The forward-set axle stretches the wheelbase to comply with bridge-formula laws in states such as Illinois. The longer the distance between axles, the more a truck can carry without stressing bridge spans and pavement. This one, with its 248-inch wheelbase and swing-down booster axle, can legally gross 68,000 pounds that usually includes 8.5 cubic yards of concrete in the City of Chicago, Ozinga said. The barrel has enough room for 11 yards.

The Allison torque-converter automatic is a mandatory option. It compensates for the engine’s modest output of 1,000 lb.-ft. and 320 horsepower by multiplying torque at start-up and continuously sending power to the rear wheels at all road speeds. But the engine is strong enough by 200 lb.-ft. to require the 4500 series transmission, which KW prices at $10,000 more than a 3000 series that’s used with midrange engines. Derating the engine would save transmission money upfront, but would it then have enough oomph to carry the load, and would the tranny be beefy enough to live in this service?
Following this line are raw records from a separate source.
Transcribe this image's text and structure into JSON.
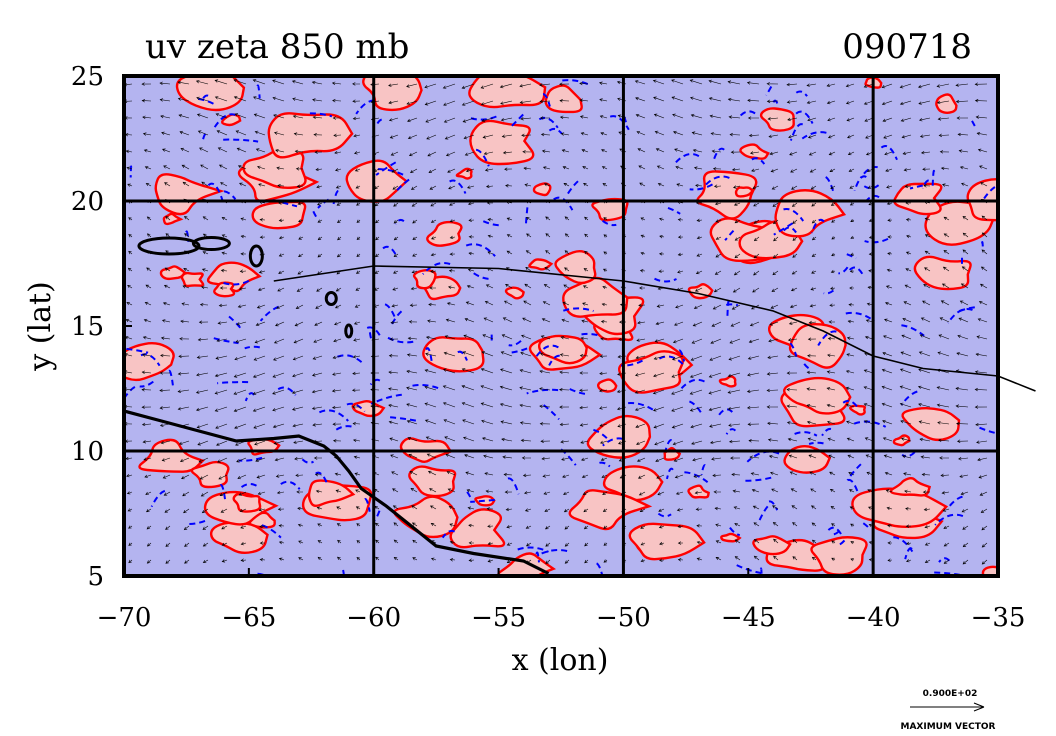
{
  "chart_data": {
    "type": "heatmap",
    "title": "uv zeta 850 mb",
    "date_label": "090718",
    "xlabel": "x (lon)",
    "ylabel": "y (lat)",
    "xlim": [
      -70,
      -35
    ],
    "ylim": [
      5,
      25
    ],
    "x_ticks": [
      -70,
      -65,
      -60,
      -55,
      -50,
      -45,
      -40,
      -35
    ],
    "y_ticks": [
      5,
      10,
      15,
      20,
      25
    ],
    "grid_lines_x": [
      -60,
      -50,
      -40
    ],
    "grid_lines_y": [
      10,
      20
    ],
    "fill_colors": {
      "positive": "#f8c4c4",
      "negative": "#b4b4f0"
    },
    "contour_colors": {
      "positive": "#ff0000",
      "negative": "#0000ff"
    },
    "track": [
      [
        -64,
        16.8
      ],
      [
        -60,
        17.4
      ],
      [
        -55,
        17.3
      ],
      [
        -50,
        16.8
      ],
      [
        -47,
        16.3
      ],
      [
        -44,
        15.6
      ],
      [
        -42,
        14.8
      ],
      [
        -40,
        13.8
      ],
      [
        -38,
        13.3
      ],
      [
        -35,
        13.0
      ],
      [
        -33.5,
        12.4
      ]
    ],
    "vector_legend": {
      "value_label": "0.900E+02",
      "caption": "MAXIMUM VECTOR"
    }
  }
}
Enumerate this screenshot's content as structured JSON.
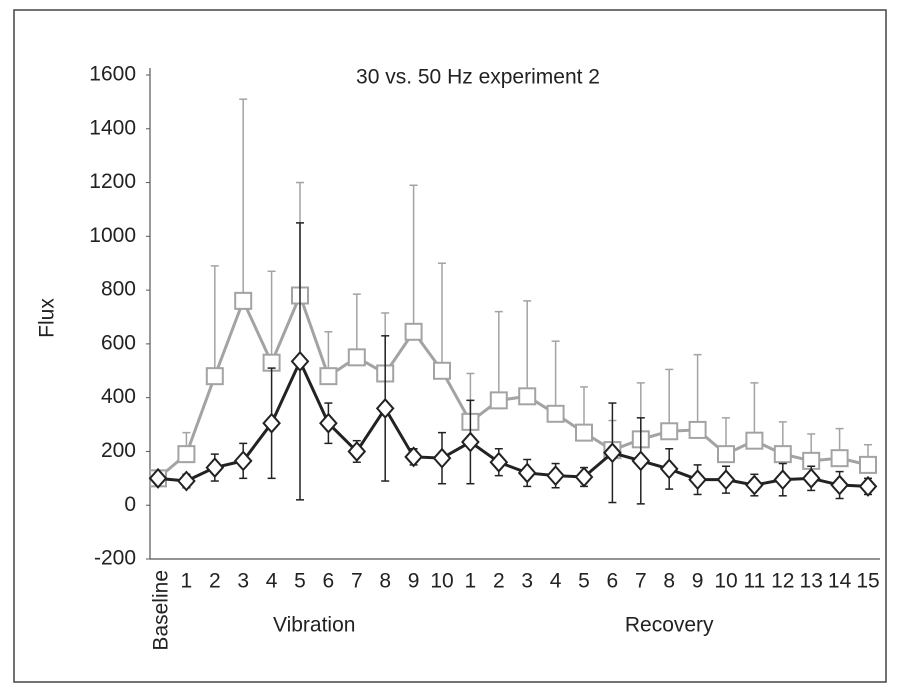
{
  "chart_data": {
    "type": "line",
    "title": "30 vs. 50 Hz experiment 2",
    "y_label": "Flux",
    "categories": [
      "Baseline",
      "1",
      "2",
      "3",
      "4",
      "5",
      "6",
      "7",
      "8",
      "9",
      "10",
      "1",
      "2",
      "3",
      "4",
      "5",
      "6",
      "7",
      "8",
      "9",
      "10",
      "11",
      "12",
      "13",
      "14",
      "15"
    ],
    "groups": [
      {
        "label": "Vibration",
        "from": 1,
        "to": 10
      },
      {
        "label": "Recovery",
        "from": 11,
        "to": 25
      }
    ],
    "ylim": [
      -200,
      1600
    ],
    "yticks": [
      -200,
      0,
      200,
      400,
      600,
      800,
      1000,
      1200,
      1400,
      1600
    ],
    "grid": false,
    "series": [
      {
        "color": "#a3a3a3",
        "marker": "square",
        "error_direction": "up",
        "values": [
          100,
          190,
          480,
          760,
          530,
          780,
          480,
          550,
          490,
          645,
          500,
          310,
          390,
          405,
          340,
          270,
          205,
          245,
          275,
          280,
          190,
          240,
          190,
          165,
          175,
          150
        ],
        "errors": [
          null,
          80,
          410,
          750,
          340,
          420,
          165,
          235,
          225,
          545,
          400,
          180,
          330,
          355,
          270,
          170,
          110,
          210,
          230,
          280,
          135,
          215,
          120,
          100,
          110,
          75
        ]
      },
      {
        "color": "#222222",
        "marker": "diamond",
        "error_direction": "both",
        "values": [
          100,
          90,
          140,
          165,
          305,
          535,
          305,
          200,
          360,
          180,
          175,
          235,
          160,
          120,
          110,
          105,
          195,
          165,
          135,
          95,
          95,
          75,
          95,
          100,
          75,
          70
        ],
        "errors": [
          null,
          25,
          50,
          65,
          205,
          515,
          75,
          40,
          270,
          30,
          95,
          155,
          50,
          50,
          45,
          35,
          185,
          160,
          75,
          55,
          50,
          40,
          60,
          45,
          50,
          30
        ]
      }
    ]
  }
}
Maybe not.

Partly because of the easy-to-drive Allison automatics, Ozinga drivers assigned to the new KWs like them, Tim Ozinga said. And they’ve caught on quickly to the gas aspect. “The first driver that got one was a little nervous” about the fuel, he related. “But we did give them training on fueling, and they were impressed with how easy and safe it is. There are no leaks or fumes” because the gas nozzle securely latches onto the truck tanks’ filler necks.

Fueling is now done at a public station in central Chicago, but the company wants to install its own station. That would be expensive, but it would become feasible if this 13-unit trial proves successful and Ozinga buys more gas-powered trucks.

Wags will look at the gas-fired trucks’ huge saddle tanks, which alone cost about $30,000, and scornfully point out that diesel fuel still has more energy and is much more practical than natural gas will ever be. Visionaries will look at the expanding supply of gas in America and its falling prices, not to mention support for gas because of the energy independence it will bring and the jobs its production will create, and some will order more trucks like this. And that will free up fuel for diesel diehards, so we’ll all win.